The party came along the Oregon Trail and Bush considered stopping at The Dalles, but he was not welcomed so he moved on to the Willamette Valley. The fertile valley lands were tempting but there were too many "Yankee settlers" there. At this time the legislative committee for the Provisional Government had passed a law forbidding slavery and also the immigration of blacks to Oregon. The southern influence was strongly felt in the region during the period.
People in Vancouver advised Bush that if he settled north of the Columbia River no one would bother him about this law. So he and his family chose to settle just south of the present city of Olympia. The area is still called Bush Prairie.
Bush Prairie was developed into the showplace of the region. Bush had brought fruit and shade tree seeds across the plains with him, and he and his sons soon had a prosperous farm.

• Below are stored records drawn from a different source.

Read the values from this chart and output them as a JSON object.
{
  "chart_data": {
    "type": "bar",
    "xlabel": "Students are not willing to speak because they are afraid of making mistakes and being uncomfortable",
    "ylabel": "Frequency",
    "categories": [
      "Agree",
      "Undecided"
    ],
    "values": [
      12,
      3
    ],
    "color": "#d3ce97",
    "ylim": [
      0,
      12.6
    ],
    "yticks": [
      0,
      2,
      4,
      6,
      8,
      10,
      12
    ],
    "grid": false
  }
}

He was well known for his kind and generous spirit and helped many travel-worn newcomers with gifts of potatoes, wheat, and beef to help them until they could grow their own.
So well regarded was George Bush that in 1851 a law was enacted by the Territorial Government in Oregon exempting Bush from the general law that prohibited blacks from settling in the territory. Later, during the period of the Washington Territory (organized in 1853), the territorial legislature successfully petitioned the U.S. Congress in 1855 to give Bush title to his farm lands.
Suggestions for Teachers
Ask students to:
Make a cooperative book on the life of George Washington Bush. (Each student contributes at least one fact, which the teacher writes on a chart. Each student then draws a picture of his/her part and writes the information with the picture, and all are made into a book.)
Read stories of other African American pioneers.
Dramatize the life of George Washington Bush.
Discuss early travel on the Oregon Trail. Read from diaries of the pioneer travelers.
Create an original play about the life of Bush.
Write reports: Should Bush have the same rights to live in Oregon as other people? Why?
Discuss changes in the laws relating to the rights of minority groups in Oregon and how attitudes have evolved over time.